La grande faiblesse de cet empire est qu’il n’a pas su se donner des règles de succession stables. Le principe héréditaire semble dominer mais de manière erratique, en l’absence de progéniture masculine. Les empereurs ont recours à l’adoption ou à des neveux pour assurer la continuité. Mais la violence reste omniprésente: la plupart sont morts assassinés par les prétendants à leur trône. Sur ces quatorze empereurs qui couvrent la dernière partie du livre, l’auteur s’efforce aussi de faire la part de la légende et de la réalité. Tibère, Caligula, Claude, Néron, mais aussi Hadrien et Marc Aurèle… Mary Beard est sans indulgence, racontant notamment le parcours sanguinaire de Caligula: « On a tout dit de la vanité qu’il mettait dans ses ambitions de bâtisseur, affront aux lois de la nature pour les uns, mégalomanie insensée pour les autres. Il suffit de l’imaginer en train de se pavaner à cheval le long d’un chemin bâti sur un pont formé par une chaîne de navires et jeté sur la baie de Naples, revêtu de la cuirasse d’Alexandre le Grand. Il lui arriva d’humiler ses légionnaires en les forçant, sans vergogne, à ramasser des coquillages sur une plage de l’actuel rivage français. Sa façon de jubiler, quand il proférait des menaces contre une aristocratie depuis longtemps malmenée était légendaire. En une occasion célèbre, un déjeuner fastueux, on le surprit allongé près des deux consuls en train de s’esclaffer: « de quoi riez-vous? » lui demanda l’un des deux hommes. « C’est simplement l’idée, répondit-il, qu’il me suffirait d’un hochement de tête pour qu’on vous tranche la gorge sur le champ ».

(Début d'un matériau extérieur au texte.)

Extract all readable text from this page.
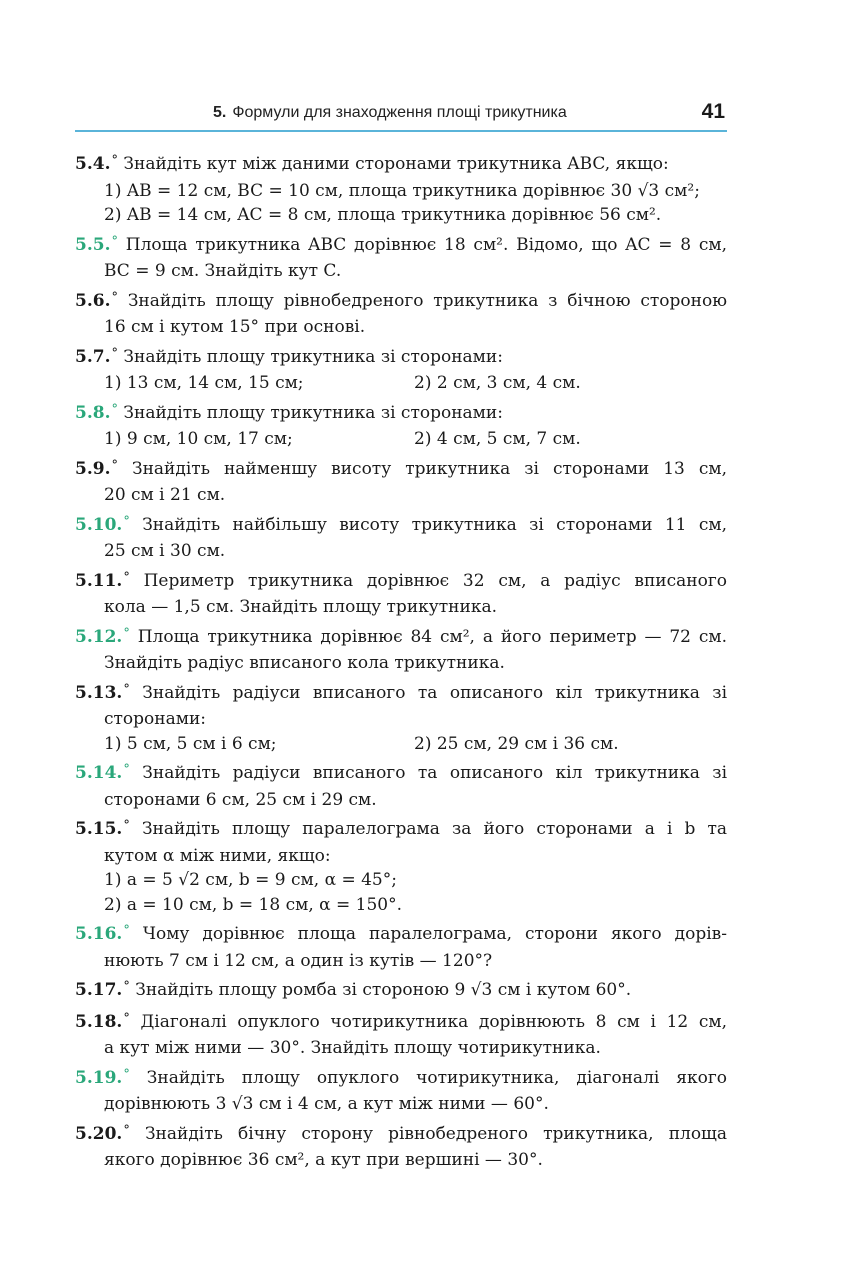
5. Формули для знаходження площі трикутника	41
5.4.° Знайдіть кут між даними сторонами трикутника ABC, якщо:
1) AB = 12 см, BC = 10 см, площа трикутника дорівнює 30 √3 см²;
2) AB = 14 см, AC = 8 см, площа трикутника дорівнює 56 см².
5.5.° Площа трикутника ABC дорівнює 18 см². Відомо, що AC = 8 см,
BC = 9 см. Знайдіть кут C.
5.6.° Знайдіть площу рівнобедреного трикутника з бічною стороною
16 см і кутом 15° при основі.
5.7.° Знайдіть площу трикутника зі сторонами:
1) 13 см, 14 см, 15 см;	2) 2 см, 3 см, 4 см.
5.8.° Знайдіть площу трикутника зі сторонами:
1) 9 см, 10 см, 17 см;	2) 4 см, 5 см, 7 см.
5.9.° Знайдіть найменшу висоту трикутника зі сторонами 13 см,
20 см і 21 см.
5.10.° Знайдіть найбільшу висоту трикутника зі сторонами 11 см,
25 см і 30 см.
5.11.° Периметр трикутника дорівнює 32 см, а радіус вписаного
кола — 1,5 см. Знайдіть площу трикутника.
5.12.° Площа трикутника дорівнює 84 см², а його периметр — 72 см.
Знайдіть радіус вписаного кола трикутника.
5.13.° Знайдіть радіуси вписаного та описаного кіл трикутника зі
сторонами:
1) 5 см, 5 см і 6 см;	2) 25 см, 29 см і 36 см.
5.14.° Знайдіть радіуси вписаного та описаного кіл трикутника зі
сторонами 6 см, 25 см і 29 см.
5.15.° Знайдіть площу паралелограма за його сторонами a і b та
кутом α між ними, якщо:
1) a = 5 √2 см, b = 9 см, α = 45°;
2) a = 10 см, b = 18 см, α = 150°.
5.16.° Чому дорівнює площа паралелограма, сторони якого дорів-
нюють 7 см і 12 см, а один із кутів — 120°?
5.17.° Знайдіть площу ромба зі стороною 9 √3 см і кутом 60°.
5.18.° Діагоналі опуклого чотирикутника дорівнюють 8 см і 12 см,
а кут між ними — 30°. Знайдіть площу чотирикутника.
5.19.° Знайдіть площу опуклого чотирикутника, діагоналі якого
дорівнюють 3 √3 см і 4 см, а кут між ними — 60°.
5.20.° Знайдіть бічну сторону рівнобедреного трикутника, площа
якого дорівнює 36 см², а кут при вершині — 30°.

Elle cite l’historien de Rome Edward Gibbon, sur les empereurs romains: « Le sombre et implacable Tibère, le furieux Caligula, l’imbécile Claude, le cruel et débauché Néron, le craintif et sanguinaire Doomitien. » La plupart se considérant comme des demi dieu ont fait consacrer de gigantesques ressources à leur prestige personnel: « Or, en ce même siècle, « la villa » comme on la désigne aujourd’hui, par euphémisme, qu’Adrien fit bâtir à Tivoli, à quelques kilomètres de Rome, était plus grande que la ville même de Pompéi. L’Empereur y recréa pour son plaisir un empire romain en miniature, avec les répliques des plus grandioses monuments et trésors qu’on y pouvait trouver – depuis les canaux d’Egypte jusqu’au fameux temple d’Aphrodite de Cnide, y compris la statue qu’il y abritait, plus célèbre encore, de la déesse nue. »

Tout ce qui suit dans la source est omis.